Recently, the role of miRNAs in the regulation of various tumor lipids is gradually elucidated [40]. However, whether miRNAs regulate fatty acid metabolism in non-small cell lung cancer, and its role in the progression of non-small cell lung cancer remain unclear. Here, in this study, we found miR-21 mimic treatment significantly enhanced cell migration abilities and cell growth compared with control in human non-small cell lung cancer cells. Moreover, to investigate the effect of miR-21 on fatty acid metabolism in human non-small cell lung cancer cells, the intracellular contents of lipids and key lipid metabolic enzymes were determined and the results revealed cellular content of phospholipids, neutral lipids content, cellular content of triglycerides, and the levels of key lipid metabolic enzymes FASN, ACC1 and FABP5 were significantly increased following miR-21 mimic treatment compared with control in A549 cells. Furthermore, CD36 was subsequently knockdown by transfection with lentivirus shRNA to explore the mechanism of miR-21 regulated fatty acid metabolism. The results demonstrated that down-regulation of CD36 suppressed miR-21 regulated cell growth, migration and intracellular contents of lipids in human non-small cell lung cancer cells, which suggested that miR-21 promoted cell growth, migration and fatty acid metabolism through up-regulated CD36 expression. In addition, we also found inhibition of miR-21 suppressed cell growth, migration, intracellular contents of lipids, and CD36 protein expression level in human non-small cell lung cancer cells.
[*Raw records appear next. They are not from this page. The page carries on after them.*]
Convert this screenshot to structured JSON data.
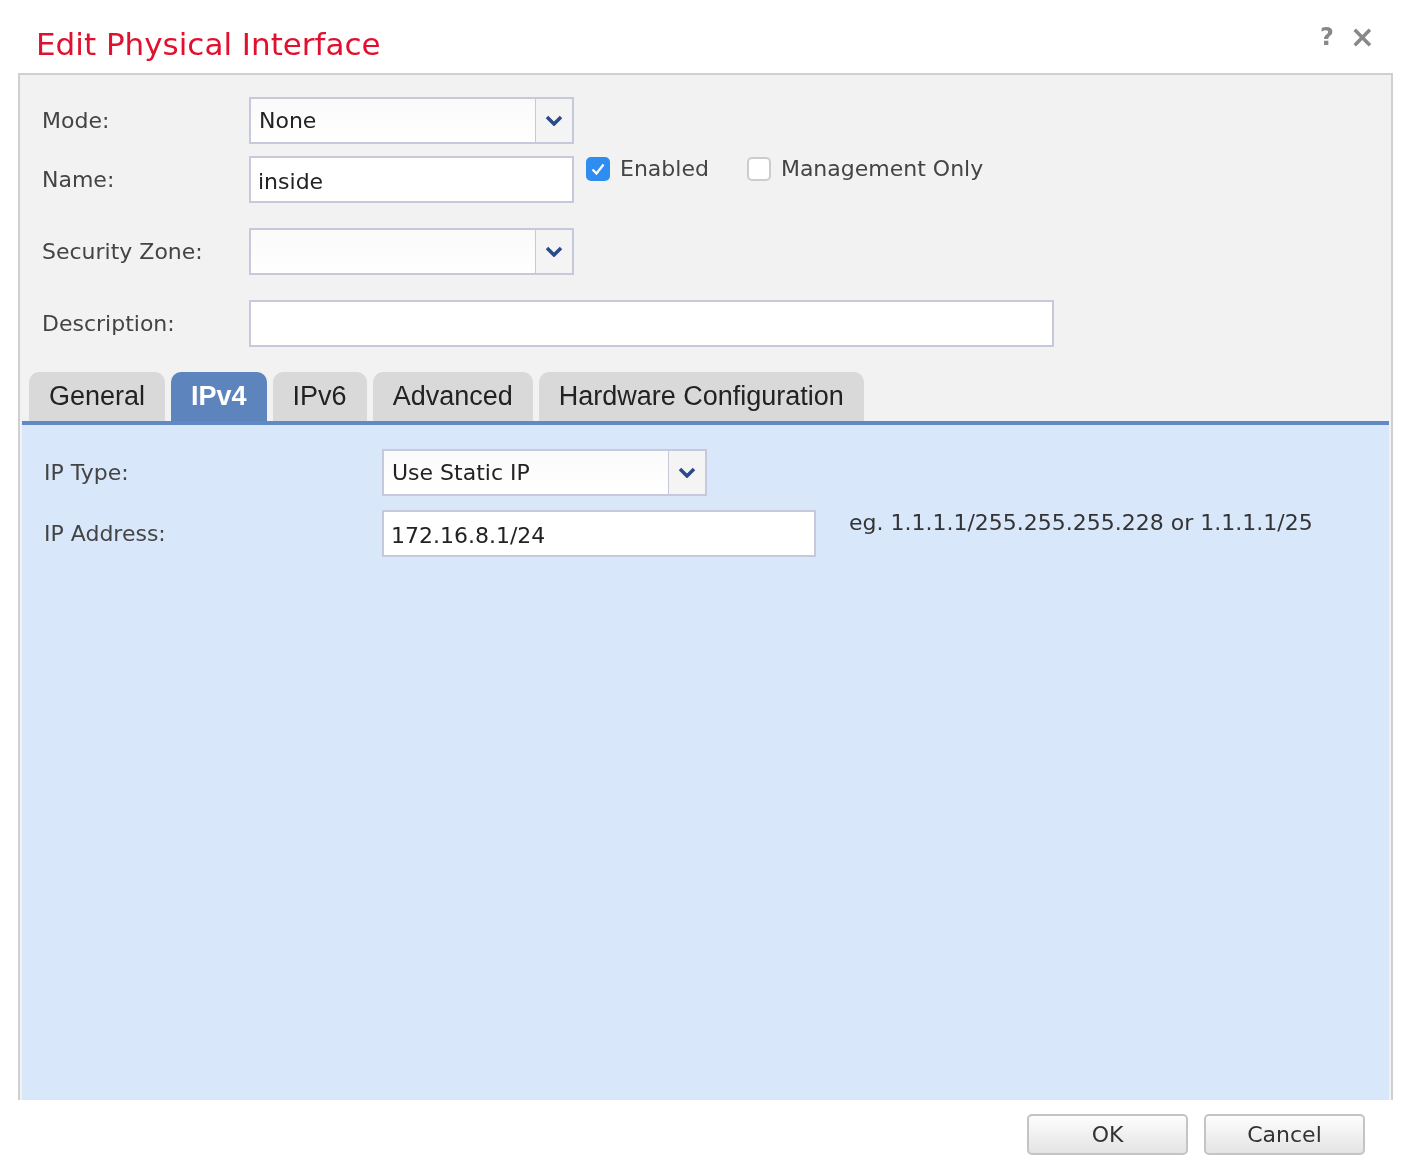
{
  "window": {
    "title": "Edit Physical Interface",
    "help": "?",
    "close": "×"
  },
  "form": [
    {
      "kind": "select",
      "label": "Mode:",
      "value": "None"
    },
    {
      "kind": "text",
      "label": "Name:",
      "value": "inside",
      "checkboxes": [
        {
          "label": "Enabled",
          "checked": true
        },
        {
          "label": "Management Only",
          "checked": false
        }
      ]
    },
    {
      "kind": "select",
      "label": "Security Zone:"
    },
    {
      "kind": "wide",
      "label": "Description:"
    }
  ],
  "tabs": [
    {
      "label": "General",
      "selected": false
    },
    {
      "label": "IPv4",
      "selected": true
    },
    {
      "label": "IPv6",
      "selected": false
    },
    {
      "label": "Advanced",
      "selected": false
    },
    {
      "label": "Hardware Configuration",
      "selected": false
    }
  ],
  "ipv4": [
    {
      "kind": "select",
      "label": "IP Type:",
      "value": "Use Static IP"
    },
    {
      "kind": "text",
      "label": "IP Address:",
      "value": "172.16.8.1/24",
      "hint": "eg. 1.1.1.1/255.255.255.228 or 1.1.1.1/25"
    }
  ],
  "buttons": [
    "OK",
    "Cancel"
  ]
}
In order to investigate the detailed mechanism of miR-21 regulated CD36 expression, PPARGC1B was revealed to be a direct target of miR-21, and down-regulation of PPARGC1B reversed the inhibition of CD36 expression induced by miR-21 inhibitor. Although PPARGC1B was revealed to involve in miR-21 regulated CD36 expression, the mechanism of PPARGC1B in miR-21 regulated fatty acid metabolism needed further explore.

This study demonstrated that up-regulation of miR-21 promoted cell migration and cell growth in human non-small cell lung cancer cells. Moreover, the intracellular contents of lipids including cellular content of phospholipids, neutral lipids content, cellular content of triglycerides were significantly increased following miR-21 mimic treatment compared with control, and the levels of key lipid metabolic enzymes FASN, ACC1 and FABP5 were obviously enhanced in human non-small cell lung cancer cells. Furthermore, down-regulation of CD36 suppressed miR-21 regulated cell growth, migration and intracellular contents of lipids in human non-small cell lung cancer cells, which suggested that miR-21 promoted cell growth and migration of human non-small cell lung cancer cells through CD36 mediated fatty acid metabolism. In addition, inhibition of miR-21 was revealed to inhibit cell growth, migration, intracellular contents of lipids, and CD36 protein expression level in human non-small cell lung cancer cells. The results also demonstrated that PPARGC1B was a direct target of miR-21, and down-regulation of PPARGC1B reversed the inhibition of CD36 expression induced by miR-21 inhibitor. These results explored the mechanism of miR-21 promoted non-small cell lung cancer and might provide a novel therapeutic method in treating non-small cell lung cancer in clinic.